我们还可以观测到,我们在训练集上获得的1的精确度是可疑的,并且由于存在应该发挥作用的基本的贝叶斯误差率,因此建议进行一些过拟合。
从上面的图表中,我们可以认为一个由4个组成部分的高斯混合模型会做得很好(简化决策边界)。
def plot_feat2d_proba_level(features, feat1, feat2,
nr=2, nc=2, idx=1,
fig_title=''):
proba = clf.predict_proba(features[[feat1, feat2]])
plt.subplot(nr, nc, idx)
cm = plt.cm.get_cmap('RdYlBu')
sc = plt.scatter(features[feat1],
features[feat2],
c=proba.max(axis=1),
vmin=0,
vmax=1,
s=50,
cmap=cm)
plt.colorbar(sc)
plt.xlabel(feat1)
plt.ylabel(feat2)
plt.title(fig_title)
plt.figure(figsize=(18, 12))
plot_feat2d_proba_level(X_train, feat1, feat2, idx=1,
fig_title='Model confidence on Train dataset')

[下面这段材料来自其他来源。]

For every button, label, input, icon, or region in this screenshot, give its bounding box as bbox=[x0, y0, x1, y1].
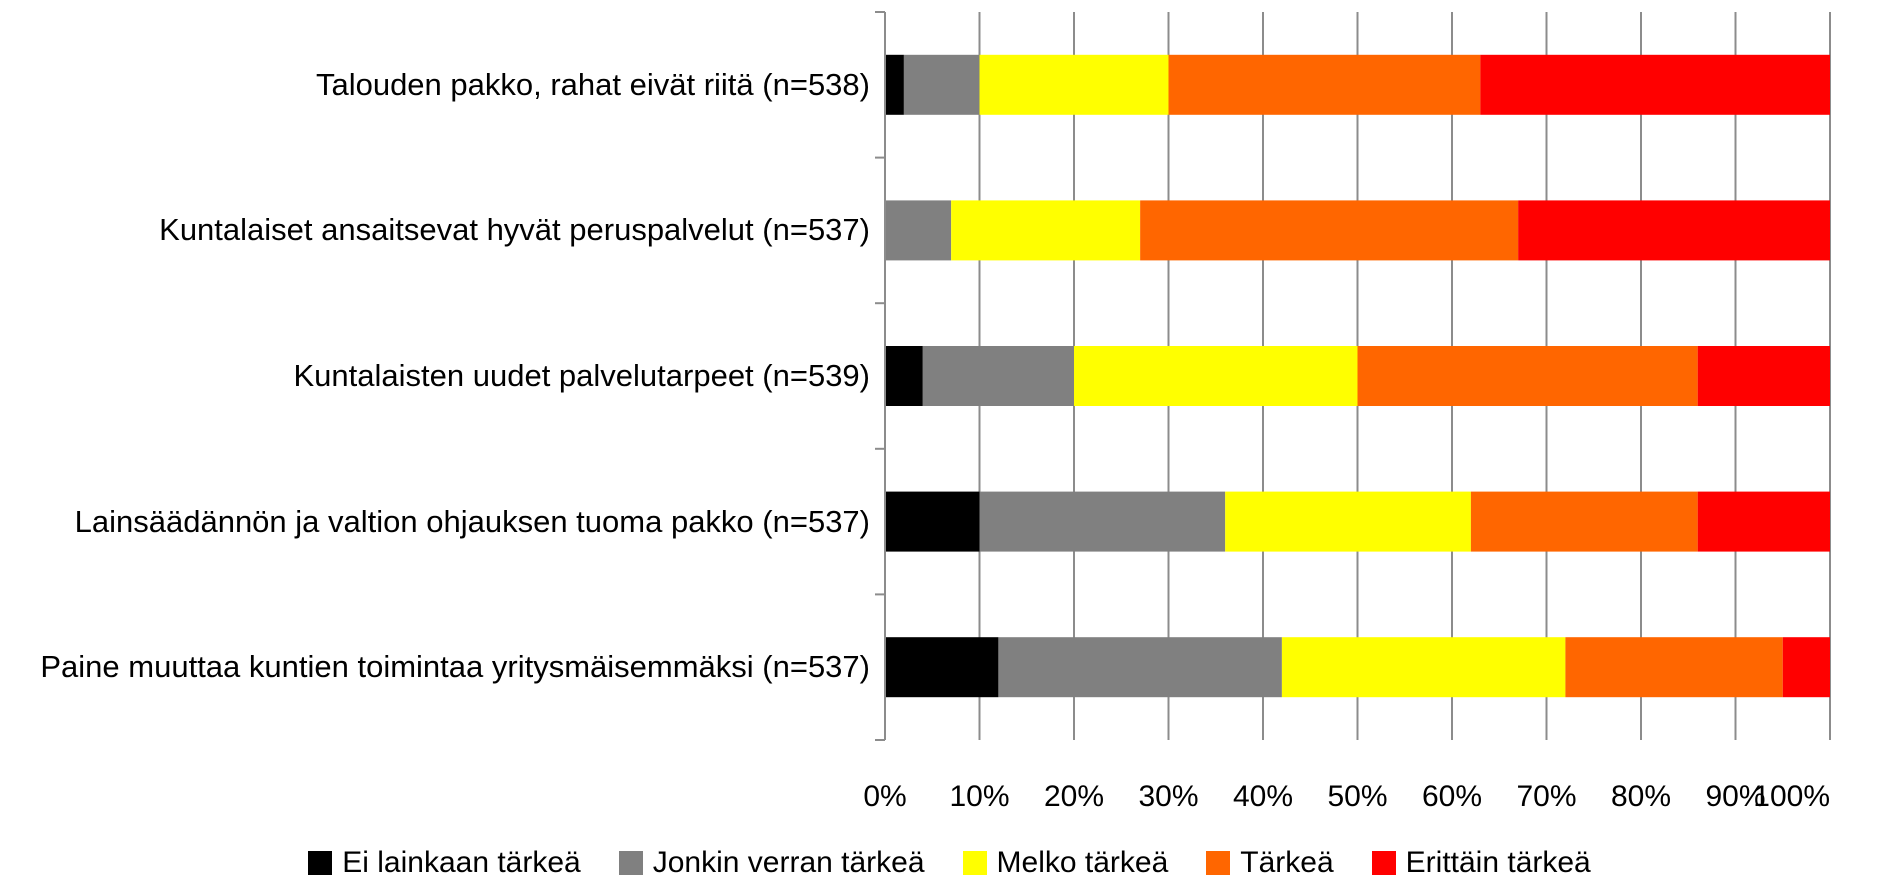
bar-segment bbox=[1357, 346, 1698, 406]
x-tick-label: 50% bbox=[1327, 780, 1387, 813]
legend-label: Melko tärkeä bbox=[996, 846, 1169, 879]
bar-segment bbox=[979, 491, 1226, 552]
x-tick-label: 70% bbox=[1516, 780, 1576, 813]
legend-item: Melko tärkeä bbox=[962, 846, 1169, 880]
legend-item: Erittäin tärkeä bbox=[1371, 846, 1591, 880]
legend-label: Erittäin tärkeä bbox=[1405, 846, 1591, 879]
x-tick-label: 0% bbox=[863, 780, 906, 813]
bar-segment bbox=[1480, 54, 1830, 115]
bar-segment bbox=[885, 346, 923, 406]
legend-label: Jonkin verran tärkeä bbox=[652, 846, 925, 879]
legend-label: Ei lainkaan tärkeä bbox=[342, 846, 581, 879]
x-tick-label: 90% bbox=[1705, 780, 1765, 813]
axes bbox=[875, 11, 886, 741]
x-tick-label: 100% bbox=[1753, 780, 1830, 813]
category-label: Kuntalaiset ansaitsevat hyvät peruspalve… bbox=[159, 212, 870, 248]
bar-segment bbox=[922, 346, 1074, 406]
bar-segment bbox=[1782, 637, 1830, 698]
x-tick-label: 60% bbox=[1422, 780, 1482, 813]
bar-segment bbox=[1518, 200, 1830, 261]
legend: Ei lainkaan tärkeä Jonkin verran tärkeä Me… bbox=[0, 846, 1899, 880]
bar-segment bbox=[885, 637, 999, 698]
legend-item: Ei lainkaan tärkeä bbox=[308, 846, 581, 880]
x-tick-label: 30% bbox=[1138, 780, 1198, 813]
bar-segment bbox=[1168, 54, 1481, 115]
legend-swatch bbox=[1206, 851, 1231, 875]
legend-item: Tärkeä bbox=[1206, 846, 1334, 880]
legend-item: Jonkin verran tärkeä bbox=[618, 846, 925, 880]
category-label: Lainsäädännön ja valtion ohjauksen tuoma… bbox=[74, 503, 870, 539]
legend-swatch bbox=[308, 851, 333, 875]
bar-segment bbox=[1225, 491, 1471, 552]
x-tick-label: 10% bbox=[949, 780, 1009, 813]
bar-segment bbox=[885, 54, 904, 115]
bar-segment bbox=[903, 54, 980, 115]
bars bbox=[885, 54, 1830, 698]
bar-segment bbox=[1697, 491, 1830, 552]
category-label: Kuntalaisten uudet palvelutarpeet (n=539… bbox=[293, 358, 871, 393]
x-tick-label: 20% bbox=[1044, 780, 1104, 813]
legend-swatch bbox=[1371, 851, 1396, 875]
x-tick-labels: 0% 10% 20% 30% 40% 50% 60% 70% 80% 90%100% bbox=[863, 780, 1830, 813]
bar-segment bbox=[1140, 200, 1519, 261]
category-label: Talouden pakko, rahat eivät riitä (n=538… bbox=[315, 66, 870, 102]
x-tick-label: 40% bbox=[1233, 780, 1293, 813]
legend-swatch bbox=[962, 851, 987, 875]
bar-segment bbox=[1565, 637, 1783, 698]
bar-segment bbox=[998, 637, 1282, 698]
bar-segment bbox=[1281, 637, 1566, 698]
bar-segment bbox=[1697, 346, 1830, 406]
bar-segment bbox=[885, 491, 980, 552]
chart-canvas: 0% 10% 20% 30% 40% 50% 60% 70% 80% 90%100% bbox=[863, 11, 1831, 813]
x-tick-label: 80% bbox=[1611, 780, 1671, 813]
category-label: Paine muuttaa kuntien toimintaa yritysmä… bbox=[40, 649, 870, 685]
legend-label: Tärkeä bbox=[1240, 846, 1334, 879]
bar-segment bbox=[1074, 346, 1358, 406]
bar-segment bbox=[979, 54, 1169, 115]
bar-segment bbox=[951, 200, 1141, 261]
bar-segment bbox=[1470, 491, 1698, 552]
bar-segment bbox=[885, 200, 952, 261]
legend-swatch bbox=[618, 851, 643, 875]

plot_feat2d_proba_level(features_train, feat1, feat2, idx=2,
fig_title='Model confidence on High-Confidence-Train dataset')
plot_feat2d_proba_level(X_test, feat1, feat2, idx=3,
fig_title='Model confidence on Test dataset')
plot_feat2d_proba_level(features_test, feat1, feat2, idx=4,
fig_title='Model confidence on High-Confidence-Test dataset')
plt.show()
我们可以看到,该模型在重叠分布的区域的置信度较低。
结论:在这项研究中,我们展示了如何使用基本的机器学习模型(例如随机森林)来获得对一个现象的更多见解,并可能围绕该现象建立一个理论。
具体而言,我们证明了相关矩阵的某些特征与市场机制密切相关(由简单的股票等权重股票投资组合的表现来定义)。这是一个有趣的结果,因为我们丢弃了波动率信息(通常被视为市场压力的主要指标)和收益信息(用于定义“压力”、“正常”、“反弹”类别)。
我们还观察了特征的条件分布(及其相关性)、SHAP(SHapley Additive exPlanations):
同时将模型简化为几个变量(并可能采用更简单的模型)。这可以帮助我们建立对模型或现象/理论的信心。